Table 2 provides the physiological and perceptual strain at the completion of each time trial. HR and RPE were not different (P < 0.05) between EU and HYPO trials. Tre values were greater (P < 0.05) during HYPO than EU trials within each Ta.
Figure 1 provides the individual time-trial performance data for each environment as plotted against the line of identity. Time-trial performance (total work) values were 199 ± 37 and 194 ± 36 kJ during EU and HYPO trials, respectively, in 10°C (P = 0.1); 198 ± 22 and 179 ± 20 kJ during EU and HYPO, respectively, in 20°C (P = 0.06); 198 ± 21 and 174 ± 30 kJ during EU and HYPO, respectively, in 30°C (P < 0.05); and 157 ± 19 and 122 ± 37 kJ during EU and HYPO, respectively, in 40°C (P < 0.05).

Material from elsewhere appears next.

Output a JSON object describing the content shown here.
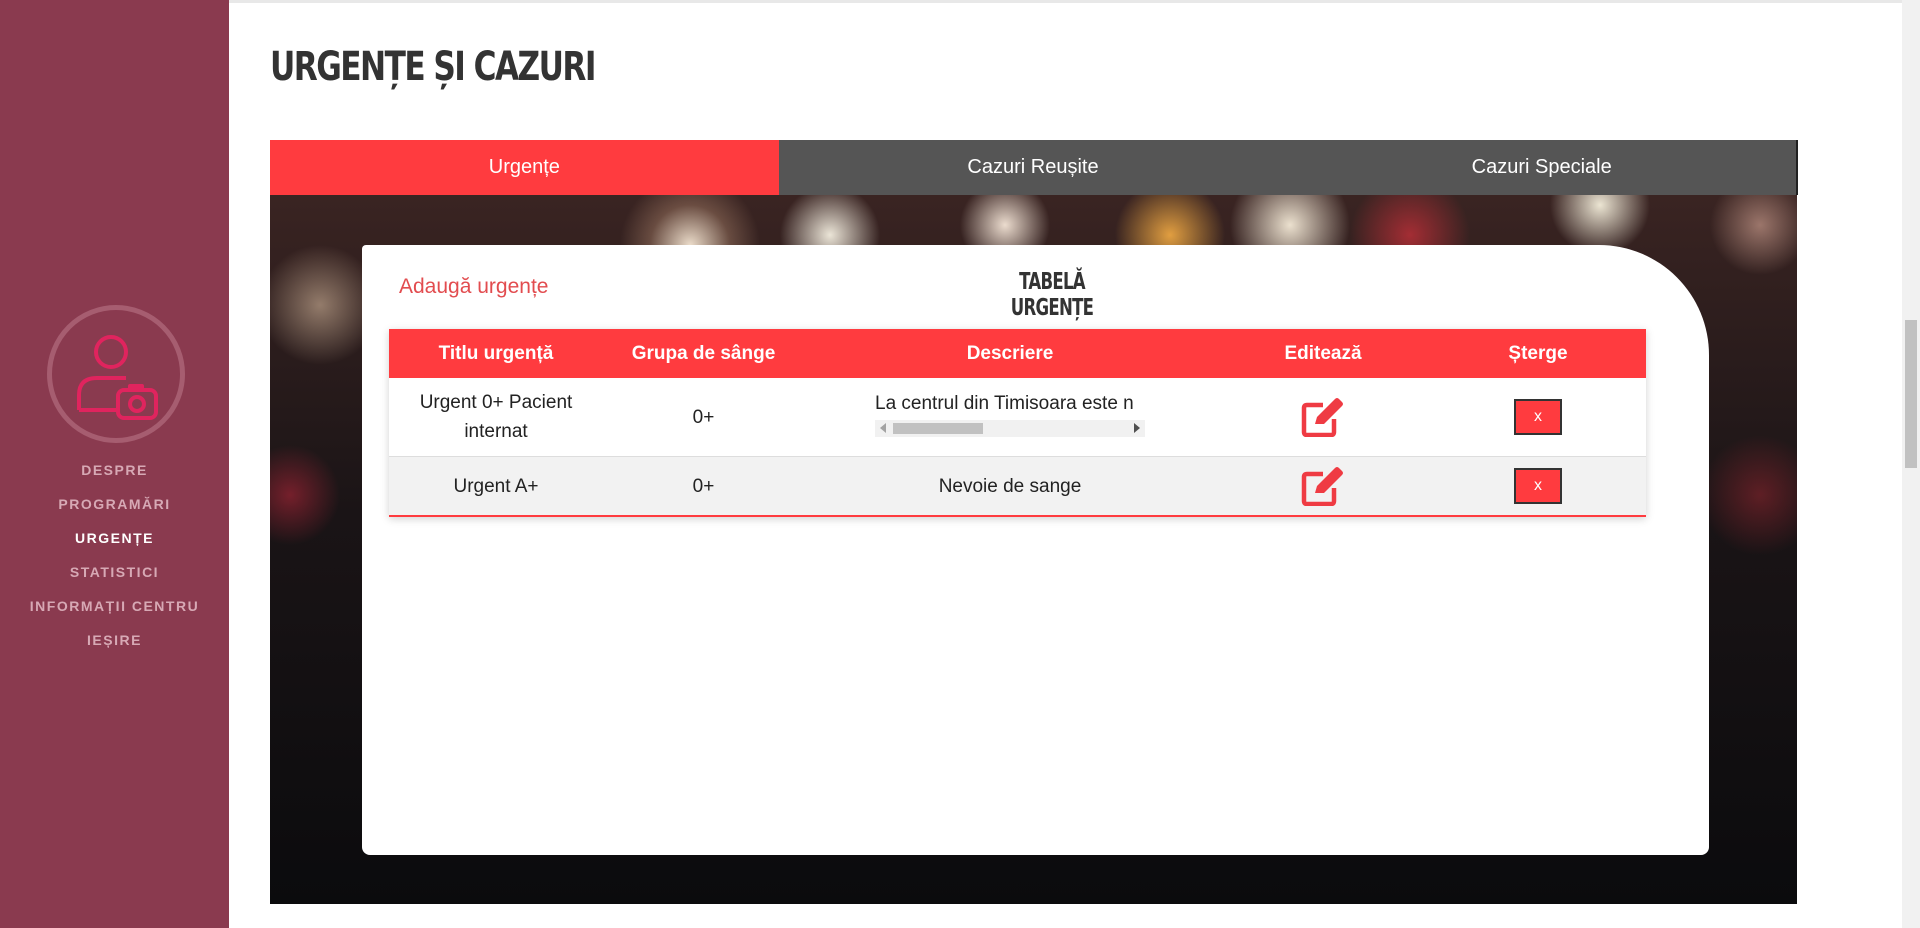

Figure 2 plots the 95% confidence interval (CI), individual percent change in total work values from EU, mean values, and within-subjects CV or ZOI (±5%, based on within-subject performance variation measured during the 4 familiarization sessions) in 10°C, 20°C, 30°C, and 40°C Ta. The percent change in total work (and 95% CI) from EU was −3.0% (−5.8 to −0.4) at 10°C, −5% (−10.6 to 0.40) at 20°C, −12% (−18.8 to −5.5) at 30°C, and −23% (−40.5 to −5.4) at 40°C (Fig. 2). At 10°C, seven of eight values were within the ZOI. At 20°C, six of eight subjects were below the ZOI, with the mean falling on the edge; thus we considered the combination of hypohydration and exposure to 20°C to be of practical importance. At 30°C, seven of eight subjects and the mean were below the ZOI; at 40°C, all subjects and the mean were below the ZOI during the HYPO trial.
Graded air temperatures were employed to produce systematic elevations in Tsk. During the preload bout, Tsk increased ∼4.0°C with each 10°C Ta. A regression analysis was performed between those Tsk values and time-trial performance across all four environments. A significant relationship (r = 0.61, P < 0.05) was found between Tsk and EU-HYPO performance decrement, such that when Tsk is >29°C, each subsequent 1°C Tsk elevation yielded ∼1.6% decline in total work.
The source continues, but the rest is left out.